Nietzsche va dans un premier temps adorer Richard Wagner disant de lui : «  Eschyle est revenu » et avec lui la tragédie grecque qui constitue pour le philologue le fond de l’âme allemande .
Il va alors identifier la musique à Dionysos et la culture à Appolon (Le salé et le sucré).L’opération magique c’est le déplacement du son démoniaque a la forme symbolique, de l’hubris à la némésis.
La musique met en danger de mort et ce qui nous sauve de la musique, de l’envoutement par la musique c’est le chant des héros, leurs gestes et la mise en scène .
Dans le vocabulaire lacanien la musique c’est le réel(l’impossible) elle est du domaine du chaos univers de Dionysos dieu des ténèbres. Le monde d’Appolon celui des fantasmes (lumières avec lesquelles nous déchiffrons le réel)et cette lecture du réel,
pour Nietzsche n’est qu’une illusion qui se sait illusion et pour Nietzsche c’est cela le tragique .
Puis dans un second temps il se récuse :l’acteur n’est pas ivre, il joue avec l’ivresse, il n’est pas l’homme dionysiaque mais son singe, c’est un menteur inconscient du faux contrairement aux grecs qui jouent la tragédie mais en le sachant .
Pour lui Wagner est devenu .un histrion. La tragédie c’est donc le symbolique qui domestique la musique à condition de savoir que ce tragique est un faux- en- écriture.
Freud ne fit pas autrement en faisant de la tragédie de Sophocle son roman référentiel Œdipe tandis que le fantasme est un roman dans ce roman..Nerval nous donne une belle définition du tragique « Je vis une mort vivante  .

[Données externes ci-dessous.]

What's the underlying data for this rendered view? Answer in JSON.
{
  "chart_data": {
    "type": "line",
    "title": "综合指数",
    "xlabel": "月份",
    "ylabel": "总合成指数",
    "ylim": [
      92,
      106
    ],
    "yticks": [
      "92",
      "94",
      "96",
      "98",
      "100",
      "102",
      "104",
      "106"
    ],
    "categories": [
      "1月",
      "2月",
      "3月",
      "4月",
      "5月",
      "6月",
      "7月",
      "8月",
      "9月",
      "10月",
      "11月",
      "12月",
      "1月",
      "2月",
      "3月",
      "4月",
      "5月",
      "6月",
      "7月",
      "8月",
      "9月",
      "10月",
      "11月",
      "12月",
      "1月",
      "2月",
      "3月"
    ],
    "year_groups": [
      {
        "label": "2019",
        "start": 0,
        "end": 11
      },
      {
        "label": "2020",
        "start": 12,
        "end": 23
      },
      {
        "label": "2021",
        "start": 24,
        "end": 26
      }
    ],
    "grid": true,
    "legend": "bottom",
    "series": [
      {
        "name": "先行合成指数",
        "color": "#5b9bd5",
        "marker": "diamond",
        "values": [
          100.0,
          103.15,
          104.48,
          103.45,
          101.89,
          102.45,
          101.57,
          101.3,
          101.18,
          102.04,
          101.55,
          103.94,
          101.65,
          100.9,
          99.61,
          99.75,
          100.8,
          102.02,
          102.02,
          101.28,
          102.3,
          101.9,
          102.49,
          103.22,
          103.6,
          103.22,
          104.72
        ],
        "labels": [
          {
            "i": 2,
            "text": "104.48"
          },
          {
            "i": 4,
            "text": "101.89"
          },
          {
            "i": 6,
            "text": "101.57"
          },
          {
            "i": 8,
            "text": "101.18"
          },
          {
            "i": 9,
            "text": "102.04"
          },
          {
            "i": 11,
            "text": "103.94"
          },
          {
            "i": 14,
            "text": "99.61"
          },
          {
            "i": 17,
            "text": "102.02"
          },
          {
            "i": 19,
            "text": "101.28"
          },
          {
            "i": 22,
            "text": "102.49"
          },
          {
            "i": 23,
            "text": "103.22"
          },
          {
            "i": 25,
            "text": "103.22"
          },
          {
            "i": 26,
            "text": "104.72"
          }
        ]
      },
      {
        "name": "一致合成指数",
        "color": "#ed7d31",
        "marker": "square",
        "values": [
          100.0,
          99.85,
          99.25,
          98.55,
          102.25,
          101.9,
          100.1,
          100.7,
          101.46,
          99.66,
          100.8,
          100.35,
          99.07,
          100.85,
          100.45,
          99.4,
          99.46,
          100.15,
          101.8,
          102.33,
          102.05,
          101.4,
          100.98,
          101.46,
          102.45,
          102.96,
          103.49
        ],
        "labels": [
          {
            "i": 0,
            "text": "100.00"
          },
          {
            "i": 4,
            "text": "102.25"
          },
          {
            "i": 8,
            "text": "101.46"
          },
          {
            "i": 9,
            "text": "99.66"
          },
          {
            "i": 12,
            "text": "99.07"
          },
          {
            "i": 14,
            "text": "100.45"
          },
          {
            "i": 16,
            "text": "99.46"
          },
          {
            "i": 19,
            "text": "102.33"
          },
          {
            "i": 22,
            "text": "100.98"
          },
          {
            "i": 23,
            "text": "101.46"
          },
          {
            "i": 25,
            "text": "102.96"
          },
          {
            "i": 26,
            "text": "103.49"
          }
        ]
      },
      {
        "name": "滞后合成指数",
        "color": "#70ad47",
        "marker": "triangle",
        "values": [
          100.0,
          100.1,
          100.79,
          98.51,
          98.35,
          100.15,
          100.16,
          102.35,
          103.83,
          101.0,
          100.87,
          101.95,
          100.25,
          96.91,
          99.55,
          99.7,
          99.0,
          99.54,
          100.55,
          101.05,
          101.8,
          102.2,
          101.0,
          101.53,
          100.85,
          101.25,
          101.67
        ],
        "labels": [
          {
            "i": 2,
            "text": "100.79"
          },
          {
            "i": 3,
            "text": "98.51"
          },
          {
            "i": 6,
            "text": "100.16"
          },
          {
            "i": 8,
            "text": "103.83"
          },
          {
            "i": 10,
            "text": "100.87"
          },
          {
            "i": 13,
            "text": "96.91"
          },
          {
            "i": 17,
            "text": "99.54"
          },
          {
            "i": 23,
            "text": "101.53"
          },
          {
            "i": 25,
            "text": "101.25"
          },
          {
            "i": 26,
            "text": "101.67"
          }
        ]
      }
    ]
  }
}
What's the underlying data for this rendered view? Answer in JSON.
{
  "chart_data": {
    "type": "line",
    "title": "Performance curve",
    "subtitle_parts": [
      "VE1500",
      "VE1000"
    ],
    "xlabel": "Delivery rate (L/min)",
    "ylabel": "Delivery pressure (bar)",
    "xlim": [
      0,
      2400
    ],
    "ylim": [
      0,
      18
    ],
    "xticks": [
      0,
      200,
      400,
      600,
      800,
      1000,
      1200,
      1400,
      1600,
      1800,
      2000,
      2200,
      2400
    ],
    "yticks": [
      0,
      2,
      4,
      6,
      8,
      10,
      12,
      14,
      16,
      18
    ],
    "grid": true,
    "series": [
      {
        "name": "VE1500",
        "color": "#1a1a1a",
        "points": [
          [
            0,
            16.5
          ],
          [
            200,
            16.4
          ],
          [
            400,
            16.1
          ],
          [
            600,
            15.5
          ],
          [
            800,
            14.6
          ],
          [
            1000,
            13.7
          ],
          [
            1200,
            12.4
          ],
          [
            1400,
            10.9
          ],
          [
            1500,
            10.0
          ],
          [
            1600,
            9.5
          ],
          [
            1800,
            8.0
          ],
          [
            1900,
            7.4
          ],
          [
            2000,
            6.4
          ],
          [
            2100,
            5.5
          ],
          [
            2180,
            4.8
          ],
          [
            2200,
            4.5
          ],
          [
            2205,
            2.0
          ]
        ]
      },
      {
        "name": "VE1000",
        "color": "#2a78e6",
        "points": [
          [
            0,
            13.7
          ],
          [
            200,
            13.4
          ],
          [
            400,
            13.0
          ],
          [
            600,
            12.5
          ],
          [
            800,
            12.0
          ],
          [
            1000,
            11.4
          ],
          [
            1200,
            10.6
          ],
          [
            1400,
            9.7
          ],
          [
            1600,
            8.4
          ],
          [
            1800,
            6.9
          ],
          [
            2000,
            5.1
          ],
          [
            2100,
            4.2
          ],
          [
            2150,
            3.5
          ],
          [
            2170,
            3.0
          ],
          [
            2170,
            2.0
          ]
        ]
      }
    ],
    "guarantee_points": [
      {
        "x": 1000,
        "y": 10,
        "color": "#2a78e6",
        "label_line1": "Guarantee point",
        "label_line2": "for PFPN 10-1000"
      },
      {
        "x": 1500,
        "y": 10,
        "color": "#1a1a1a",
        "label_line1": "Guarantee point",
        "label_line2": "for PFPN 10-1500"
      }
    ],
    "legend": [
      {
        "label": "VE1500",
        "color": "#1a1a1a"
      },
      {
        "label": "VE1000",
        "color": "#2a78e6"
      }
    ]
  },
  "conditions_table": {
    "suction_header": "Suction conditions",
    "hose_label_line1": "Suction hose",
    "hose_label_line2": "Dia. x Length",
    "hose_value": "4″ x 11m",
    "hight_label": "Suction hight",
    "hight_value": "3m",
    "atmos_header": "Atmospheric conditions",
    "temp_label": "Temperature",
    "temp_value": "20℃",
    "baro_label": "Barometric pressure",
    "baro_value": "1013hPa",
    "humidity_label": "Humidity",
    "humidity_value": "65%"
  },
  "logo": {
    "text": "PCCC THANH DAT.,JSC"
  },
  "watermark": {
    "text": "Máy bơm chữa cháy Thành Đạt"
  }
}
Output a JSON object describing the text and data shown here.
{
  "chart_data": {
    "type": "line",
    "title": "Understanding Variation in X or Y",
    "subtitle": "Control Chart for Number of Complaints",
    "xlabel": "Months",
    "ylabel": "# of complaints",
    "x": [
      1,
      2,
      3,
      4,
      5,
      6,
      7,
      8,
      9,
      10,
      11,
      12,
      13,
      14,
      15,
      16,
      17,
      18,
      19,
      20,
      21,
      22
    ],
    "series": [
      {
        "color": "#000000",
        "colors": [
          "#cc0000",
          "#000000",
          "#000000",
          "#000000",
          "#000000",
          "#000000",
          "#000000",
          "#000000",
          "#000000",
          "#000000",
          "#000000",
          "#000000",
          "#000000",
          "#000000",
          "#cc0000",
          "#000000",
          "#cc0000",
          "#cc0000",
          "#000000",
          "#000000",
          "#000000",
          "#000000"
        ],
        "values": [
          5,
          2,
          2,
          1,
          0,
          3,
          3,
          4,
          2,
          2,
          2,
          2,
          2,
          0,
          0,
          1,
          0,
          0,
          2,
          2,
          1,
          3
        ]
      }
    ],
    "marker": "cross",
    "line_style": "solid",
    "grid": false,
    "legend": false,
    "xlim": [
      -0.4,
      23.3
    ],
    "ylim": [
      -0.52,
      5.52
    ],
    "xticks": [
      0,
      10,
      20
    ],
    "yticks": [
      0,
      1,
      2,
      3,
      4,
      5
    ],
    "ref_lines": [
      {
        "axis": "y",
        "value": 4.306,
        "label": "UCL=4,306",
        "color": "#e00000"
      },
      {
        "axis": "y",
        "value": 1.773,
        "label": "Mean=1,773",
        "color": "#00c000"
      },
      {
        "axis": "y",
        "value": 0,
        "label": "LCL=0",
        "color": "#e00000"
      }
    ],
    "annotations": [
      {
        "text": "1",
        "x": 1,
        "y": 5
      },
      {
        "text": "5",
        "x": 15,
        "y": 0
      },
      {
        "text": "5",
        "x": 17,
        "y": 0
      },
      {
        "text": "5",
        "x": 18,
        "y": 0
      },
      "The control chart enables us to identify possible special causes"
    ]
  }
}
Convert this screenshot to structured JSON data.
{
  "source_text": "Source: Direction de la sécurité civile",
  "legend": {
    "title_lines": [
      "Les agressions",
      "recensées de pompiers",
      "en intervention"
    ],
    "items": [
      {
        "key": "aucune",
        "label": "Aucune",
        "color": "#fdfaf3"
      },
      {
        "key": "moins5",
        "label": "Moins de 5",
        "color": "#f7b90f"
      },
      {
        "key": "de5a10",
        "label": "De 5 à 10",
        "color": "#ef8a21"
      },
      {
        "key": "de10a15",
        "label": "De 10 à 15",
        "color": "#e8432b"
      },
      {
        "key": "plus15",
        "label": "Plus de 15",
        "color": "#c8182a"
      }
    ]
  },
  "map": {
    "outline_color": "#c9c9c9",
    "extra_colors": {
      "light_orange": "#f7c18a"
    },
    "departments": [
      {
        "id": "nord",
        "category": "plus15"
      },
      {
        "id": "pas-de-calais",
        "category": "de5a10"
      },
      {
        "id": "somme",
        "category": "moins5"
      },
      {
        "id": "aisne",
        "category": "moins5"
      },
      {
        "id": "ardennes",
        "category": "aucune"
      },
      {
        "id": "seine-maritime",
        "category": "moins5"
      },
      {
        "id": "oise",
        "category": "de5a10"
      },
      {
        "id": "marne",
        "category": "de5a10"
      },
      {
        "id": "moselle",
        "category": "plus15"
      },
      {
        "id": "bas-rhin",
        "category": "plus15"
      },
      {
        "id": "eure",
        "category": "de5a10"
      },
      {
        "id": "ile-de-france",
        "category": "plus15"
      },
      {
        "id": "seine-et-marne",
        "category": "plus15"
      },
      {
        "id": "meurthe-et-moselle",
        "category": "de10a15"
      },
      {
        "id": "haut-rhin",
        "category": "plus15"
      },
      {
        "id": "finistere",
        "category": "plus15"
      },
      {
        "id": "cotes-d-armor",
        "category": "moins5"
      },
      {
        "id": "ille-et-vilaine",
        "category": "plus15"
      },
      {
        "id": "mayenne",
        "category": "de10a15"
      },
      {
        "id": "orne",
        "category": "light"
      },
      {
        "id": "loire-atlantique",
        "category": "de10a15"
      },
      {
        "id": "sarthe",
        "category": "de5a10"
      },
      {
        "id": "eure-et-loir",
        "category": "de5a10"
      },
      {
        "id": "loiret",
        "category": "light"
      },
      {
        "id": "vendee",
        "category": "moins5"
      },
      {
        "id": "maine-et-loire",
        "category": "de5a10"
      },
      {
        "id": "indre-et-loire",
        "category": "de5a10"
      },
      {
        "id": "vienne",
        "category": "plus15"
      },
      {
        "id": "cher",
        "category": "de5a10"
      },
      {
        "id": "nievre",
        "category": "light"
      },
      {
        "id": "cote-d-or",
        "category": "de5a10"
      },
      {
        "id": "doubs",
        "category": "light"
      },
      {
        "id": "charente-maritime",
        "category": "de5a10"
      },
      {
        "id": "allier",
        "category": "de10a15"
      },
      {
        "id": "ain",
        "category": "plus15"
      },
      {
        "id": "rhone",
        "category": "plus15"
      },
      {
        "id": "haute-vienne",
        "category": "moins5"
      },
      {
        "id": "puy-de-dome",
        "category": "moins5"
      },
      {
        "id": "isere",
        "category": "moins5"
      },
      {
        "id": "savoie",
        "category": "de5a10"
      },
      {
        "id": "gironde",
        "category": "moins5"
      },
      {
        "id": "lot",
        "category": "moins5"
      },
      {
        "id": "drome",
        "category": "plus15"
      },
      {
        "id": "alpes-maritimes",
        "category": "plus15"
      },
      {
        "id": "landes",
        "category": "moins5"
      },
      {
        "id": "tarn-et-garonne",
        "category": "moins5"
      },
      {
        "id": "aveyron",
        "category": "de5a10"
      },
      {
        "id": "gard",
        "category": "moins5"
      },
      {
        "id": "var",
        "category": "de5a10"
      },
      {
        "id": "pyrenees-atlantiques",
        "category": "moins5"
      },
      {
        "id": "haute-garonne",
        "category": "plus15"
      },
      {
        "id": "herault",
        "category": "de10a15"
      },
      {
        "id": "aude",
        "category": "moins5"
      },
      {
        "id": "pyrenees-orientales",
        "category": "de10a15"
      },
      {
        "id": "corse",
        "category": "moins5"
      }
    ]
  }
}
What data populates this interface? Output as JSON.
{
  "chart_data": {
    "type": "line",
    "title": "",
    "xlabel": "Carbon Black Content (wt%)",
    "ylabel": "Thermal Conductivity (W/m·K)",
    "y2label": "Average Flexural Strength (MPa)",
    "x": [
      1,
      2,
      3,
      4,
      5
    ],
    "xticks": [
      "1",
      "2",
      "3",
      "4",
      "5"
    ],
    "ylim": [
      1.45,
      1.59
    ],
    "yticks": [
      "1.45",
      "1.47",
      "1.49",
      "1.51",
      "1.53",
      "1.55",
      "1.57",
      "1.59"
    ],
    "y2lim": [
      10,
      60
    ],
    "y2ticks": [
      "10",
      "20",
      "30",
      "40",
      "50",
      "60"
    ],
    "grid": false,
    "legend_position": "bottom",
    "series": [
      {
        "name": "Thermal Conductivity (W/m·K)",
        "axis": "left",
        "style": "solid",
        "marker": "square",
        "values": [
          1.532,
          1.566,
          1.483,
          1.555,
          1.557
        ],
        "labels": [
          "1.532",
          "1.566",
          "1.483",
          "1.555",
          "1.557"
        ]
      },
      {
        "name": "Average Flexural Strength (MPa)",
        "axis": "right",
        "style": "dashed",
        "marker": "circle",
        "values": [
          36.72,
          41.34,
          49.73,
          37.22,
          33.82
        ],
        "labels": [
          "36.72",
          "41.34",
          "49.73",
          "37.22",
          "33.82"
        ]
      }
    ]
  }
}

Sans parler de la biographie de Gérard de Nerval ,nous nous imposerons de nous référer aux épisodes maladifs qui l’emportèrent en glissant les épisodes existentiels qui peuvent les éclairer.
Mais tout d’abord penchons- nous sur les signifiants qui pesèrent sur sa tragédie :ces mots que Freud qualifie d’essentiels « pour le traitement de l’âme »et qui constituerons « l’acte magique ».

Le jeune Gérard de son vrai nom Labrunie est fils d’un médecin militaire auteur d’une thèse sur «Les plaisirs vénériens des femmes » et il impose à son épouse de le suivre à la guerre ou elle mourra à l’âge de 25ans lors des campagnes napoléoniennes en Silésie.
Gérard est alors placé en nourrice dans le Valois chez son grand-oncle Joseph Boucher après avoir été baptisé à l’église Saint- Mery connue pour être le lieu de rendez-vous des ribaudes mais surtout ornée du célèbre baphômet
(diable cornu, ni homme ni femme, aux ailes de chauve-souris avec un caducée sur le ventre) emblème des Sociétés maçonniques et des Templiers. Mortefontaine est à côté d’Hermenonville ou sur L’Ile des peupliers se trouve le tombeau vide de Jean-Jacques Rousseau (cendres au Panthéon par décret de la convention).
Un autre lieu affecte particulièrement Gérard-Saint- Germain- en -Laye ou réside son grand- oncle et il y admire l’ancien résident l’ancien résident du château Jacques II Stuart qui y est mort après avoir été chassé du trône d’Angleterre.
Gérard prend le nom de Nerval petit terrain de Morte fontaine ,Le clos Nerval (ce qui se traduit par « l’ombre du au dense feuillage des arbres ».
Nerval se prononce nerva(en latin nerf) mais évoque aussi l’empereur Nerva divinisé par Trajan.
Quand Nerval sera victime de crises psychiques il est accueilli à la clinique Maison Blanche qui autrefois était une folie(maison consacrée aux  divertissements 
et enfin il choisit pour se suicider la rue de La Vielle lanterne perpendiculaire à la place du Chatelet et autrefois nommée rue de l’Escorcherie puis rue de la Tuerie considérée comme la plus sinistre de Paris.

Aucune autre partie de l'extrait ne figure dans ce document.